-2

I have a column of Canadian postal codes A1A 1A1 (A meaning a-z and 1 meaning 0-9) but with different formats.

A1A1A1 (no space) A1A 1A1 (with space)

Also, the capitalization of the letters is all over the place ( Example: M1a 5w7 or m1a 5W7). What code can I used to loop through this column and standardize all values to A1A 1A1 ( All capitals and a space)

Thank you!

  • Please some more details – Sabil Aug 30 '21 at 21:30
  • 1
    What have you tried? Why didn't it work? – Macattack Aug 30 '21 at 21:30
  • I am a new coder and I researched this platform for a while but haven't found a solution. @Sabil what further details can I provide you with? – Carolina Medina Aug 30 '21 at 21:38
  • Welcome to Stack Overflow - and to programming. When you write code, the goal is to *solve problems* by *breaking them down into smaller pieces*. For example: are you able to write code that converts the string to uppercase? (Hint: what happens if you try putting `python uppercase string` into a search engine?) Are you able to write code that removes all the whitespace from a string?
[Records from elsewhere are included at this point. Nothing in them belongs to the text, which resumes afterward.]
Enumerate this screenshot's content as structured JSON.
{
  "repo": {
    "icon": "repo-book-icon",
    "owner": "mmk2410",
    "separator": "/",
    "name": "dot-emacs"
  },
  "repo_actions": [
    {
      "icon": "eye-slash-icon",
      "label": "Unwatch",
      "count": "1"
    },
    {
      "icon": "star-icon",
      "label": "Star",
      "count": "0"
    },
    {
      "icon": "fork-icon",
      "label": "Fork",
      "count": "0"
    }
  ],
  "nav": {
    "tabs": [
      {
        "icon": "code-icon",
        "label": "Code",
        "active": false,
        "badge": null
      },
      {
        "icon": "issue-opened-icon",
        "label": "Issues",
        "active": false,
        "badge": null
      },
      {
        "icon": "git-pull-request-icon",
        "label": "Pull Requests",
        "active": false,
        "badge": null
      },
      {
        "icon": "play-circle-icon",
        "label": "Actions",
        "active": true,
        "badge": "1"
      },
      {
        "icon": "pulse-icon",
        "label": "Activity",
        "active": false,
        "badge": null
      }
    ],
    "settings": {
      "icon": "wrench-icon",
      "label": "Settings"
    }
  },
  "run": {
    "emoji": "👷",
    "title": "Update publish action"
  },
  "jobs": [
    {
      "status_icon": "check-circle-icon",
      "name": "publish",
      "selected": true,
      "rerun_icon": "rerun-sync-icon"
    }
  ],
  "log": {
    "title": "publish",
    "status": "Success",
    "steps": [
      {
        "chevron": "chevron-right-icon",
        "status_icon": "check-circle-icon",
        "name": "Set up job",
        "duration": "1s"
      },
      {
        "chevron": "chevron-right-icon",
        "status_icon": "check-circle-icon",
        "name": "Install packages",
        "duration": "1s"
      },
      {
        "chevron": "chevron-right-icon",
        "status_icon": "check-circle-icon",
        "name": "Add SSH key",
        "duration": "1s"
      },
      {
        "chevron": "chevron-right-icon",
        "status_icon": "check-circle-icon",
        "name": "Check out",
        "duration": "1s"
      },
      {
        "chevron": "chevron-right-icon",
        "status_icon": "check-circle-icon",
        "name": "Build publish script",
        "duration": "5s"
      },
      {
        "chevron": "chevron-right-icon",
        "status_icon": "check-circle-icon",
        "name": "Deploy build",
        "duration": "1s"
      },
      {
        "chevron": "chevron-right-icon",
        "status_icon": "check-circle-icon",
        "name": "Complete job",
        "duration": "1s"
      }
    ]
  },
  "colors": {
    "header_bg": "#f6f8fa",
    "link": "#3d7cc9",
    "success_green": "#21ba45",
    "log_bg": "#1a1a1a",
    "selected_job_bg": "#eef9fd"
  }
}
Are you able to write code that takes a string without whitespace, and puts a space after the third character? If you have all of those pieces, do you see how you could use them to solve the problem? – Karl Knechtel Aug 30 '21 at 21:47
  • I see, you want to apply those changes to a column in a Pandas DataFrame. Okay, so, basically the same questions apply, except now you're searching for e.g. `pandas uppercase column` instead. – Karl Knechtel Aug 30 '21 at 21:49
  • Does https://stackoverflow.com/questions/31269216/applying-uppercase-to-a-column-in-pandas-dataframe help? How about https://stackoverflow.com/questions/41476150/removing-space-from-columns-in-pandas ? How about https://stackoverflow.com/questions/36235497/pandas-add-space-between-characters-if-needed ? I got all of these by doing the kind of internet searches I described above. – Karl Knechtel Aug 30 '21 at 21:50
  • Please also read https://meta.stackoverflow.com/questions/261592/how-much-research-effort-is-expected-of-stack-overflow-users to set your expectations about research, and also get some good hints on how to do it. – Karl Knechtel Aug 30 '21 at 21:51
  • Thank you for that comment @KarlKnechtel , that is a great insight into the thought process for research. – Carolina Medina Aug 31 '21 at 00:13
  • I have taken into consideration your comment @KarlKnechtel and I'm breaking down the code per step. Right now, I am trying to change all the letters to upper case, but interesting enough it only read the last 3 digits of the postal code. I used the following code: df['postal_code']=df['postal_code'].str.upper(). Any though? – Carolina Medina Aug 31 '21 at 14:13
  • Please provide enough code so others can better understand or reproduce the problem. – Community Sep 02 '21 at 06:15

3 Answers3

0
import pandas as pd

# First let's create a df which we want to correct:
df = pd.DataFrame(
    {
        "codes": [
            "A1A1A1",
            "A1A 1A1",
            "A1A1a1",
            "a1A 1A1",

        ]
    }
)

# Now let's correct the postal code:

for current_index in df.index:  # With this syntax you loop over each row
    entry = df.loc[current_index, "codes"]  # With .loc you can select a desired index and column (use the current_index from the loop)
    entry = entry.upper()  # Make it upper case
    entry = entry.replace(" ", "")  # Remove all the spaces
    corrected_entry = entry[:3] + " " + entry[3:]  # Now u assemble the new entry with "string slicing"
    df.loc[current_index, "codes"] = corrected_entry  # assign the corrected postal code to the data frame

result:

print(df)
     codes
0  A1A 1A1
1  A1A 1A1
2  A1A 1A1
3  A1A 1A1
lorenz-ry
  • 64
  • 3
0

if you prefer pure python,

codes = [
    "A1A1A1",
    "A1A 1A1",
    "A1A1a1",
    "a1A 1A1",
]

new_codes = []

for code in codes:
    if code[3] != ' ':
        code = f"{code[:3]} {code[3:]}"
    new_codes.append(code.upper())

print(new_codes)
cmyui
  • 81
  • 4
0

Hello and thank you to everyone that took the time to answer. I have come to a solution.

df['postal_code']=df['postal_code'].astype("string")
df['postal_code']=df['postal_code'].str.upper()
df['postal_code']=df['postal_code'].str.replace(" ","")
df.head()